I'm trying to study the graph of the function
$$f(x)=\frac{e^x-3}{e^{2x}+e^x-1}$$
and I'm having some trouble finding the vertical asymptotes of it. So before skipping to the asymptotes progress I'll just iterate over the discontinuity points I've found. We have that the domain of the function is
$$\mathbb{R}-\{e^{2x}+e^x-1 = 0\}$$
Where $e^{2x}+e^x-1 = 0$ solves for
$$e^x=\frac{-1\pm\sqrt{5}}{2}$$
Where $\frac{-1-\sqrt{5}}{2}$ isn't a possible solution since logarithms of negative numbers do not exist. This brings us to state that the domain of $f(x)$ is
$$\mathbb{R}-\{\log{\frac{\sqrt{5}-1}{2}}\}$$
where $\log{\frac{\sqrt{5}-1}{2}}\approx-\frac12$.
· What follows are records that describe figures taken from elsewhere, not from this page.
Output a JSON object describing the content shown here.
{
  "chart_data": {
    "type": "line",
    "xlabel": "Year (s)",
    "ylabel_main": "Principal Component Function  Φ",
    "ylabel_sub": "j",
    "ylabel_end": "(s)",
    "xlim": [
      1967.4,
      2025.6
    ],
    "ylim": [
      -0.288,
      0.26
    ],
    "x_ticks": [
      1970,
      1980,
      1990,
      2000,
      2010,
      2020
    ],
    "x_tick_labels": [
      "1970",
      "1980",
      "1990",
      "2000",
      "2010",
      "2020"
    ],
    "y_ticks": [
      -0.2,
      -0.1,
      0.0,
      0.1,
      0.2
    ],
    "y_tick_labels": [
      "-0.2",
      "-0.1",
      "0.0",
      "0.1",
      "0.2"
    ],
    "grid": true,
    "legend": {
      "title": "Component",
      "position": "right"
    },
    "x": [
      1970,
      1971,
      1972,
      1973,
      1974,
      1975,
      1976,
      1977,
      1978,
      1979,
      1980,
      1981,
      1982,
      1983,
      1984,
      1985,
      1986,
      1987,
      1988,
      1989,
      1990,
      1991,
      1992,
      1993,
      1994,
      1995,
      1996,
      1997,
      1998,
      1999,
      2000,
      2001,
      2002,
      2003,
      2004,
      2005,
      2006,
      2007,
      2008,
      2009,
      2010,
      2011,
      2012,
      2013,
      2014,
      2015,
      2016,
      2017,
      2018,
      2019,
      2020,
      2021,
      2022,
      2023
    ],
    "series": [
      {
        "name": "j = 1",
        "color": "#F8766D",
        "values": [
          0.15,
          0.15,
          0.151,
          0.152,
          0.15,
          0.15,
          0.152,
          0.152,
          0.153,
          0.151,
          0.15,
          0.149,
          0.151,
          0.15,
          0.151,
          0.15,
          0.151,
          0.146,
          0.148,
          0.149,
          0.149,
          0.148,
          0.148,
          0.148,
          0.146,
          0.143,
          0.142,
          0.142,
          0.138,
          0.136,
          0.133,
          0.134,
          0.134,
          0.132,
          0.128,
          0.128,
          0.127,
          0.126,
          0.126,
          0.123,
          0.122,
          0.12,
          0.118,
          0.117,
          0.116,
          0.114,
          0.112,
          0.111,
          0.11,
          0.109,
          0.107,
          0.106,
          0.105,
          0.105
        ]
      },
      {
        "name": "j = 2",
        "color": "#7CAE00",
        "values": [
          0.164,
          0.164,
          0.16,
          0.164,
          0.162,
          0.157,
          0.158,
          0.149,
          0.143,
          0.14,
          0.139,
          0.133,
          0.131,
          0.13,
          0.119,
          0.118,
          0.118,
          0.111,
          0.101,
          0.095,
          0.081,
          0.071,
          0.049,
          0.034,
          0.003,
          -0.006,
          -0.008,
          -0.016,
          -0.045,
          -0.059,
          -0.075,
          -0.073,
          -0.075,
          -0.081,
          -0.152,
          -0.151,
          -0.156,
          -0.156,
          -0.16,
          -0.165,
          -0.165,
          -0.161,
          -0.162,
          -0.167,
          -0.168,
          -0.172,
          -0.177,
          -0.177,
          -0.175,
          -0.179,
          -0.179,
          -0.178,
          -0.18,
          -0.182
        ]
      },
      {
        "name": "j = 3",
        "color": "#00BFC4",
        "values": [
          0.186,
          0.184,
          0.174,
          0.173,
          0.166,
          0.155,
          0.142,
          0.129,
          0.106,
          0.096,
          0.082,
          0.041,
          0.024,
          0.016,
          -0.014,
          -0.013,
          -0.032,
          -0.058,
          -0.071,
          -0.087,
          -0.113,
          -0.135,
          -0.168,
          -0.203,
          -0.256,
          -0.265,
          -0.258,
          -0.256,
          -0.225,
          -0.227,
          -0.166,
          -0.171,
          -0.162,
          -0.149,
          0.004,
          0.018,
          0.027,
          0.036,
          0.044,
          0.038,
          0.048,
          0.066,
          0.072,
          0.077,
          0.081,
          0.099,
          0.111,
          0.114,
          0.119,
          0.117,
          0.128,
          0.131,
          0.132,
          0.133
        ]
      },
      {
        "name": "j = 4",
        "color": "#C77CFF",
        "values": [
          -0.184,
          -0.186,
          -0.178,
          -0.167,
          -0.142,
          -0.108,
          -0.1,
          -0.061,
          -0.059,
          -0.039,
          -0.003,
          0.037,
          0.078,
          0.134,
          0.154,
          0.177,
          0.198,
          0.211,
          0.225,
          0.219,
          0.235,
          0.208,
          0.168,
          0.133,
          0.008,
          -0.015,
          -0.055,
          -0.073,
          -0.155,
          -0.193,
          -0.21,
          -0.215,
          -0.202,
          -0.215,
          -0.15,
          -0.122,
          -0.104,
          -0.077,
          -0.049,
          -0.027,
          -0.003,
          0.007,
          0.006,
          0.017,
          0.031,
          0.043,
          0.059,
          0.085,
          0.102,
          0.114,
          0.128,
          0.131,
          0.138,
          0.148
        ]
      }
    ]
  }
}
At this point to find the vertical asymptotes we have to find the limit:
$$\lim_{x\rightarrow\log{\frac{\sqrt{5}-1}{2}}}\frac{e^x-3}{e^{2x}+e^x-1}$$
It plays out nicely (I guess) since $e^{\log{x}}=x$ so the limit becomes
$$\frac{-5+\sqrt5}{3+\sqrt5}$$
This however doesn't make sense since plotting the graph on geogebra says clearly that on $\log{\frac{\sqrt{5}-1}{2}}$ there is clearly a vertical asymptote where for $x\rightarrow\log{\frac{\sqrt{5}-1}{2}}^-$ $y\rightarrow+\infty$ while for $x\rightarrow\log{\frac{\sqrt{5}-1}{2}}^+$ $y\rightarrow-\infty$
It's weird because the horizontal ones are correct, the discontinuity point matches with the one in geogebra and the sign function study plays out correctly too. I'm just having an issue with proving that there is a vertical asymptote. Where did I go wrong?
Here's the geogebra graph
Here is why you made a mistake:
the roots of $X^2 + X -1$ are indeed $r_{\pm} = -\frac{1 \pm \sqrt{5}}{2}$, so it is natural to study near $\ln(r_-)$.
If you compose with $f$ with $\ln(x)$, you will get $f\circ \ln (x) = \frac{x-3}{x^2 + x -1} = \frac{x-3}{(x-r_+)(x-r_-)}$. So your computations are wrong. This diverges clearly at $r_- $, $ \infty$ on the left and $-\infty$ on the right.
Since $\ln$ is continuous at $r_-$ and increasing, the limit of you function at $r_-$ will be the same as the limit of $f$ at $\ln(r_-)$. So the behavior of $f$ is the same.